HOW OLIVE OIL MAKES VEGETABLES EVEN HEALTHIER
One way that cooking in olive oil enhanced phenols in the study was that it helped make them easier to absorb. This didn’t surprise Palmer. “Other studies have also found that certain antioxidant compounds and nutrients in some vegetables become more bioavailable to your body in the presence of olive oil.”
But some of the extra phenols in the cooked dishes came not from a change in the vegetables’ phenols, but from additional phenols added from the olive oil itself. You’d get similar benefits from simply including EVOO in your diet—in your salad dressing, for example. You don’t need to fry everything! “Olive oil is rich in many phenolic compounds,” says Palmer. “A body of science backs up the benefits of eating a Mediterranean diet, which includes a generous dose of extra-virgin olive oil—in a diet filled with minimally processed foods such as grains, vegetables, fruits, legumes, herbs, nuts and seafood.” In one major study, called PREDIMED, she notes, each increase of 10 grams a day in EVOO—about two teaspoons—was associated with a 10% reduction in risk for cardiovascular events. Now that’s impressive!
What’s so special about the golden nectar that is extra-virgin olive oil? Because extra-virgin olive oil is minimally processed, it retains many of those phenolic compounds present in the olive. And it is rich in heart-healthy monounsaturated fats. No wonder EVOO has been linked with many health bonuses, including reducing the risk for cardiovascular disease, improving the management of type 2 diabetes and even breast cancer prevention. (To learn more, see Bottom Line’s article, “The Healthiest Olive Oil.”)
How much is enough? The PREDIMED Study found the most benefits related to consuming 57 grams—about four tablespoons—per day. So that means you can enjoy a little more than a tablespoon per meal drizzled over your foods as your source of additional fat.
THE FORMULA FOR VEGETABLE SUCCESS
So, what’s the best way to cook your vegetables with EVOO? “Start with the real deal—extra-virgin olive oil—which works wonderfully in cooking methods as different as as sautéing, pan-frying, roasting or grilling,” she says. “Don’t fall for the myth that more is better. At 120 calories per tablespoon, EVOO is concentrated stuff. If you dump a quarter cup of it over your salad or pasta, you’re adding an extra 480 calories to your meal, which most people simply can’t afford. If you gain weight, that can quickly erase the potential health benefits from olive oil.” The good news is that you don’t need much olive oil to pump up both the flavor and healthfulness of your favorite vegetables.
When you’re sauteeing vegetables, for example, just heat one or two tablespoons of olive oil in a sauté pan or skillet and then add about four cups of any medley of vegetables. Drizzle a twist of lemon juice and your favorite pinch of spices and herbs, and sauté until just crisp-tender to make about four servings. (For more healthful pan-frying tips, see Bottom Line’s article, “What If Fried Foods Were Healthy?”) One or two tablespoons is also a good amount for four servings when you’re roasting vegetables or making a salad.

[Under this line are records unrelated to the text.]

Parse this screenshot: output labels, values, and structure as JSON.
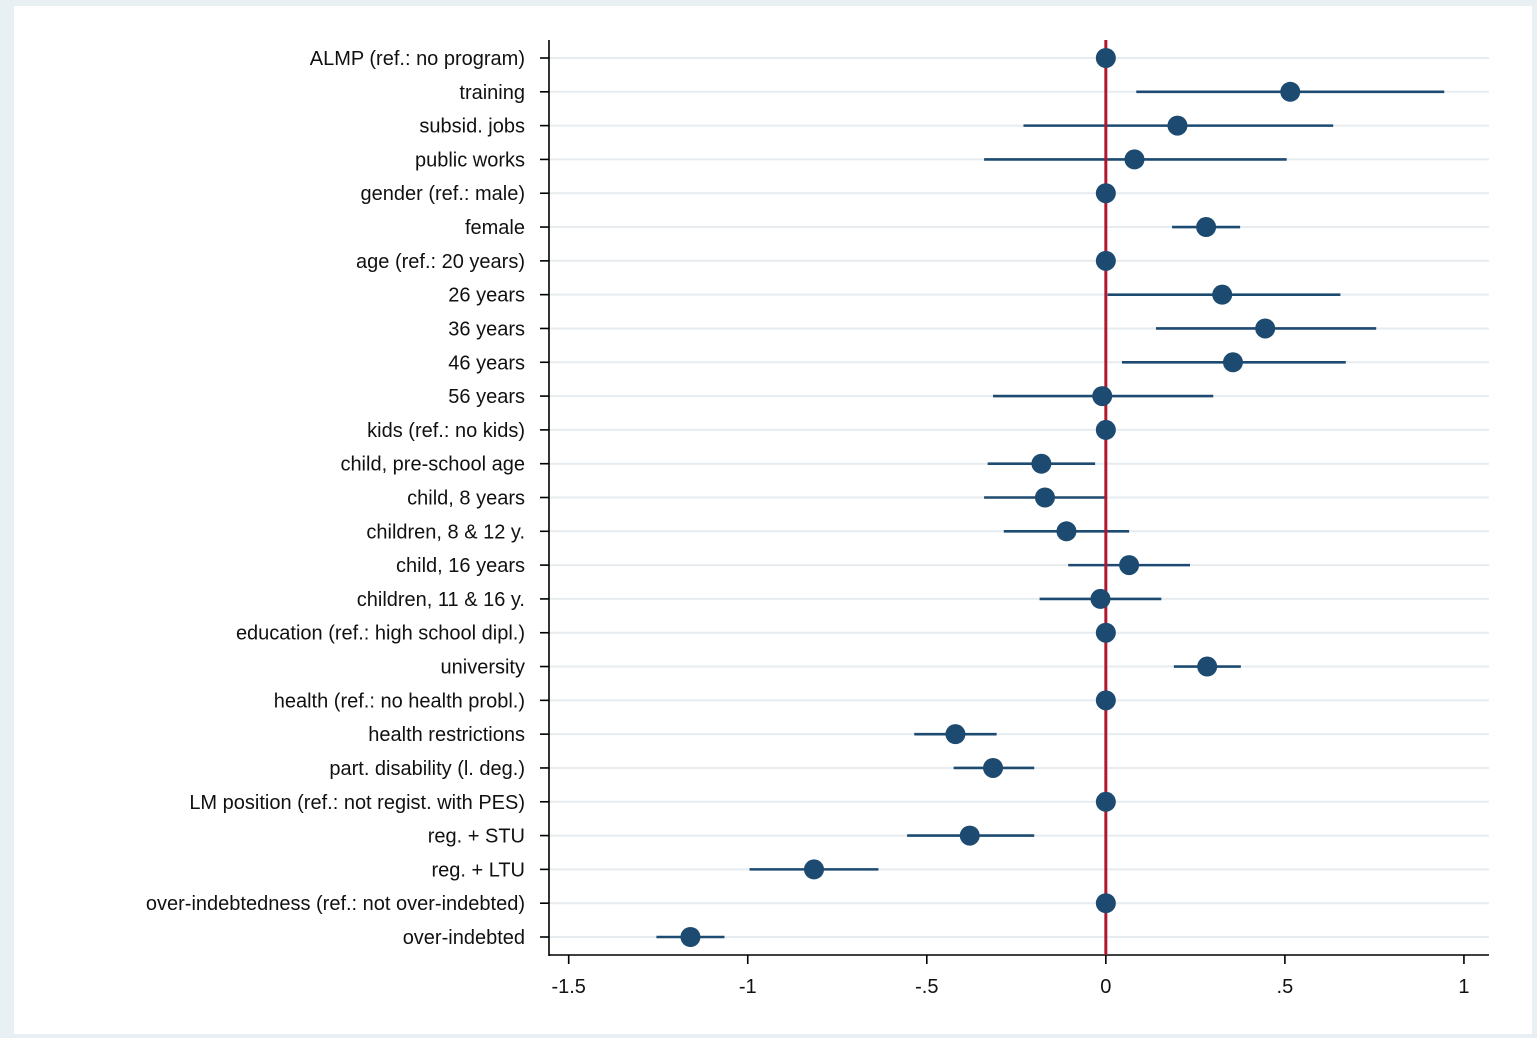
{
  "chart_data": {
    "type": "scatter",
    "subtype": "coefficient-plot-with-confidence-intervals",
    "orientation": "horizontal",
    "categories": [
      "ALMP (ref.: no program)",
      "training",
      "subsid. jobs",
      "public works",
      "gender (ref.: male)",
      "female",
      "age (ref.: 20 years)",
      "26 years",
      "36 years",
      "46 years",
      "56 years",
      "kids (ref.: no kids)",
      "child, pre-school age",
      "child, 8 years",
      "children, 8 & 12 y.",
      "child, 16 years",
      "children, 11 & 16 y.",
      "education (ref.: high school dipl.)",
      "university",
      "health (ref.: no health probl.)",
      "health restrictions",
      "part. disability (l. deg.)",
      "LM position (ref.: not regist. with PES)",
      "reg. + STU",
      "reg. + LTU",
      "over-indebtedness (ref.: not over-indebted)",
      "over-indebted"
    ],
    "estimates": [
      0,
      0.515,
      0.2,
      0.08,
      0,
      0.28,
      0,
      0.325,
      0.445,
      0.355,
      -0.01,
      0,
      -0.18,
      -0.17,
      -0.11,
      0.065,
      -0.015,
      0,
      0.283,
      0,
      -0.42,
      -0.315,
      0,
      -0.38,
      -0.815,
      0,
      -1.16
    ],
    "ci_lower": [
      null,
      0.085,
      -0.23,
      -0.34,
      null,
      0.185,
      null,
      0.005,
      0.14,
      0.045,
      -0.315,
      null,
      -0.33,
      -0.34,
      -0.285,
      -0.105,
      -0.185,
      null,
      0.19,
      null,
      -0.535,
      -0.425,
      null,
      -0.555,
      -0.995,
      null,
      -1.255
    ],
    "ci_upper": [
      null,
      0.945,
      0.635,
      0.505,
      null,
      0.375,
      null,
      0.655,
      0.755,
      0.67,
      0.3,
      null,
      -0.03,
      0.0,
      0.065,
      0.235,
      0.155,
      null,
      0.377,
      null,
      -0.305,
      -0.2,
      null,
      -0.2,
      -0.635,
      null,
      -1.065
    ],
    "x_ticks": [
      -1.5,
      -1,
      -0.5,
      0,
      0.5,
      1
    ],
    "x_tick_labels": [
      "-1.5",
      "-1",
      "-.5",
      "0",
      ".5",
      "1"
    ],
    "xlim": [
      -1.555,
      1.07
    ],
    "reference_line": 0,
    "title": "",
    "xlabel": "",
    "ylabel": "",
    "grid": true,
    "legend": "none",
    "colors": {
      "outer_background": "#e9f0f3",
      "plot_background": "#ffffff",
      "gridline": "#e6ecef",
      "marker": "#1d4a70",
      "ci_line": "#1d4a70",
      "reference_line": "#b0182f",
      "axis": "#000000"
    }
  }
}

What about boiling vegetables in just a little water or steaming them? That’s still nutritious—while it won’t enhance their phenols, it actually retains nutrients such as vitamin C best—and you can make it more phenol-rich by simply tossing your steamed (or even microwaved) vegetables with a little EVOO.
Bottom line: It’s fine to include some veggies sautéed or even fried in olive oil in your diet, but it’s not the only way to get the health benefits of vegetables—or olive oil.